BACKGROUND: For decades, science has relied on an arbitrary p-value of 0.05 to make a distinction between a statistically significant study result, or not. However, there has been more and more debate about abandoning statistical significance testing in its current form, leading to a recent call by three statisticians to abandon statistical significance (Amrhein V, Greenland S, McShane B,. Retire statistical significance. Nature 2019;567:305-7). The call has been signed by more than 800 researchers, many of which from our society, clearly showing the urgency scientists feel to get rid of the current situation.
OBJECTIVES: To identify and understand misconceptions of statistical significance testing. To understand the role of significance testing in decision making on drug approvals from the regulatory perspective and decision making on scientific papers from the perspective of medical journals. To provide alternative ways of interpreting study findings for decision making.
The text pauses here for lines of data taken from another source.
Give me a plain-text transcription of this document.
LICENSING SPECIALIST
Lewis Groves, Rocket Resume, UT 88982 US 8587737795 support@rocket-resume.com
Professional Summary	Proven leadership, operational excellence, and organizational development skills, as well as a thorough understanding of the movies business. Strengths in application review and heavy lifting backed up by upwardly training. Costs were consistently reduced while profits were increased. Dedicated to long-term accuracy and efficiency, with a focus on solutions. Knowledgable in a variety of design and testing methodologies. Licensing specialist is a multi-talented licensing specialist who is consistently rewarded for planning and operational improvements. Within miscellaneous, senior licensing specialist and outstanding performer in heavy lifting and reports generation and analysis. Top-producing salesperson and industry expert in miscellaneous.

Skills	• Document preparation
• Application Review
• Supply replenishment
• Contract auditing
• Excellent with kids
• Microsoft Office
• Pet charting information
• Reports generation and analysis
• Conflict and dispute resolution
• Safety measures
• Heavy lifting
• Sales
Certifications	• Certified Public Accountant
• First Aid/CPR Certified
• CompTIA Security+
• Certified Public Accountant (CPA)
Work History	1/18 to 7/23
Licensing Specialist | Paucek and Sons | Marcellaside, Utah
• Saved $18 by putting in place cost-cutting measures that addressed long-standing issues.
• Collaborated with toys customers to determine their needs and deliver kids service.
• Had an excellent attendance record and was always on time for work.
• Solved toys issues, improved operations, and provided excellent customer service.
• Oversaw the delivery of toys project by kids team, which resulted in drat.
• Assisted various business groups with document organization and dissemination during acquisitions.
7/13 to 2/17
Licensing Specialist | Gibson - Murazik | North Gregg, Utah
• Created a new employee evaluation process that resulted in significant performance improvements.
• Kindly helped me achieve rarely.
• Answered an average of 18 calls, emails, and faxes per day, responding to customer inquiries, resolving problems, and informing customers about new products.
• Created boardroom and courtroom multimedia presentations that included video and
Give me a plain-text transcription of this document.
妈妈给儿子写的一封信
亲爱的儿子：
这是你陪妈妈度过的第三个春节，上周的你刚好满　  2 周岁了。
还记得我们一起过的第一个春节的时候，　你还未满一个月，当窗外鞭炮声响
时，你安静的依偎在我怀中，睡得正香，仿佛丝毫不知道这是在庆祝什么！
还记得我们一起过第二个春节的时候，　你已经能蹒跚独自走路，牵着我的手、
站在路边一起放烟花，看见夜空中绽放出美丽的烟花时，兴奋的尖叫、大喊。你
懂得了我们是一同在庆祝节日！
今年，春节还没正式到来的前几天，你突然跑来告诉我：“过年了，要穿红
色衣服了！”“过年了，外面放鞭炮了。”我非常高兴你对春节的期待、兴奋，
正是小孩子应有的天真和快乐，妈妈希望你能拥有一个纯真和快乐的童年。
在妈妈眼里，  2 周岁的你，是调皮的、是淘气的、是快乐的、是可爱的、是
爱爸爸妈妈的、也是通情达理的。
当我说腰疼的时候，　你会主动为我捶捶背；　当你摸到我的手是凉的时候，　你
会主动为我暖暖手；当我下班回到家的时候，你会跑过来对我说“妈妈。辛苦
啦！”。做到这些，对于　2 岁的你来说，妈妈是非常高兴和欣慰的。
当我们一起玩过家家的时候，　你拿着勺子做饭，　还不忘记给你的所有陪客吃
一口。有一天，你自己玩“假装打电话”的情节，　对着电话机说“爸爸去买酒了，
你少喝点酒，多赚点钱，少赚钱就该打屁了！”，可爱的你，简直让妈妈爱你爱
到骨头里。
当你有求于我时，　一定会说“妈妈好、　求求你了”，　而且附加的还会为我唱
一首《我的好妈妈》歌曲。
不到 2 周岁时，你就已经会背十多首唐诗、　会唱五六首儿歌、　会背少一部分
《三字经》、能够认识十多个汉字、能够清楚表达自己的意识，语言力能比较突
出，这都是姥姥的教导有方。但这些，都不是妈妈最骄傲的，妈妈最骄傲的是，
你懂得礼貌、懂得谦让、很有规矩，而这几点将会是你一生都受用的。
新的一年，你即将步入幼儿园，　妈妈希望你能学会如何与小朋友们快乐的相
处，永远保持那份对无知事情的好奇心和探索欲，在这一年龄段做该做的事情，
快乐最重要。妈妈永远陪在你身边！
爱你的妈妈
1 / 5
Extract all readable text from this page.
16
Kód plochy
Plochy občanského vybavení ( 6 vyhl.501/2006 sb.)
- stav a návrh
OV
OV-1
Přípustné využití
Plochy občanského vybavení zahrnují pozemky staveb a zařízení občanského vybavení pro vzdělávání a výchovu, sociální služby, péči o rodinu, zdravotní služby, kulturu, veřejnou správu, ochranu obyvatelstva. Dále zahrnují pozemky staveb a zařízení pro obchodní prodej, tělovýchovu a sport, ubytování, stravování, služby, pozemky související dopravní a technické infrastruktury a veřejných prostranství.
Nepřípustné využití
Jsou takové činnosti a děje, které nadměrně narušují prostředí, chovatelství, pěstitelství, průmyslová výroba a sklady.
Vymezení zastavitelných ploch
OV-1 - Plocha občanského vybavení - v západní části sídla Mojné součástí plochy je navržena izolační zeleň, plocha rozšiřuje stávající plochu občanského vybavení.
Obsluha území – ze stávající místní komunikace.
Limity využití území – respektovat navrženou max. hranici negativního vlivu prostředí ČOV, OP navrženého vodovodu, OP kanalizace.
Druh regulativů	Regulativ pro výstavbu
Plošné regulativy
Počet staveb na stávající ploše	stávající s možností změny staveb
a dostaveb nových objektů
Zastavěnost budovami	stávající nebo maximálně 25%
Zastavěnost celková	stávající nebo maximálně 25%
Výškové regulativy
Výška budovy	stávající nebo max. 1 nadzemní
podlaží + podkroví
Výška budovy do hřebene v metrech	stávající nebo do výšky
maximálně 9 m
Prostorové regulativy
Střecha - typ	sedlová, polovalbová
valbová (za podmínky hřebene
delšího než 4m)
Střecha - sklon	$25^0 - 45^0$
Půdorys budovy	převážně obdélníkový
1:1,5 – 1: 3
DESCRIPTION: To set the stage, Kenneth Rothman will speak (20 min) about misconceptions related to statistical significance. Using examples of published studies, the audience will get an understanding of why statistical significance testing is misleading. In addition, alternatives for significance testing will be discussed. The second speaker, Hans Hillege will discuss (20 min) the role of significance in regulatory decision making.Lastly, John Fletcher, research editor of BMJ, will speak (20 min) about significance testing from the perspective of a major medical journal. A panel discussion will be moderated by Olaf Klungel (30 min).